BY REALLY COLD | OTTAWA BUREAU
Prime Minister Mark Carney’s visit to a Saskatchewan grain silo complex took an unexpected turn when Canada’s head honcho hocked a fat loogie on an onlooker’s baby.
“I saw it happen,” said Isaac Fitzherbert who attended the event. “Marky Mark honed in on that baby like a heat-seeking missile.

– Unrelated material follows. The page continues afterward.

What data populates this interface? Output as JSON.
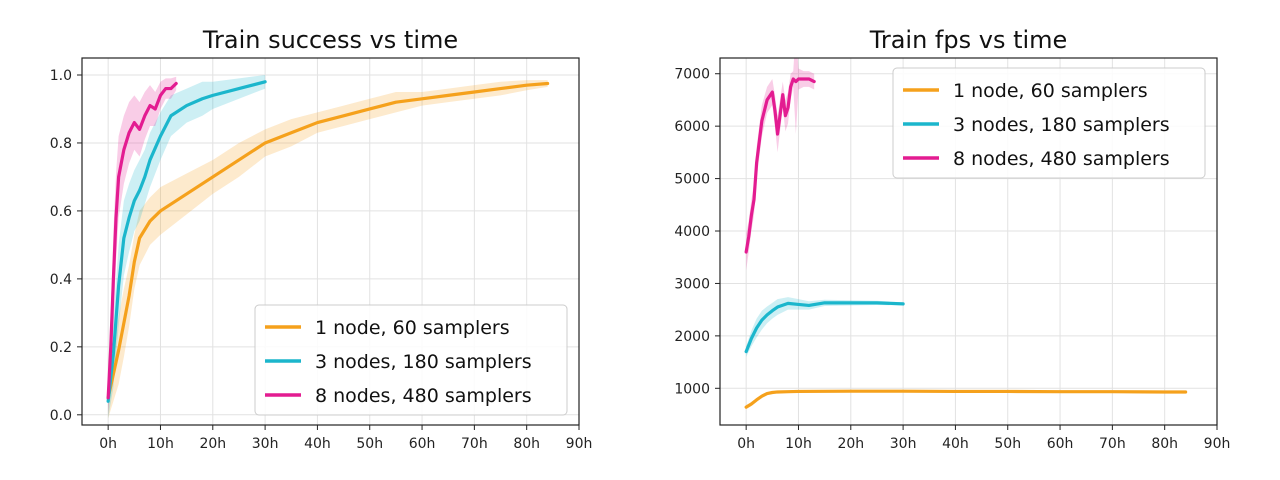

He leaned over the soft spot of its head and then started making that noise like when a cat yarfs up a hairball.”
While this act would have ruined the career of lesser politicians when the Dilly Dally reached out to the mother of the baby for comment, she denied any wrongdoing on the prime minister’s part.
“It was the happiest day of my life,” said Fanny Grill, mother of the spat-upon baby. “Getting my PhD from McGill, marrying my gorgeous, sexy husband and having my precious children had absolutely nothing on Mark Carney spitting in close proximity to me.”
When pressed about how “close proximity” was in fact her child’s head, Grill responded.
“Kids ruin everything, don’t they?” she said.
Clips of the event promptly went viral with many Carney fans expressing their jealousy over the baby by posting GIFs of Peter Griffin begging like a dog.
Desperate to reclaim some of the thunder he’d lost after getting stuck in a well for 10 days, Pierre Poilievre spat on a set of triplets at a supporter’s gala in New Brunswick last night. The mother of the children swiftly pressed charges. Poilievre is no longer welcome at the Days Inn reception centre in Moncton, N.B.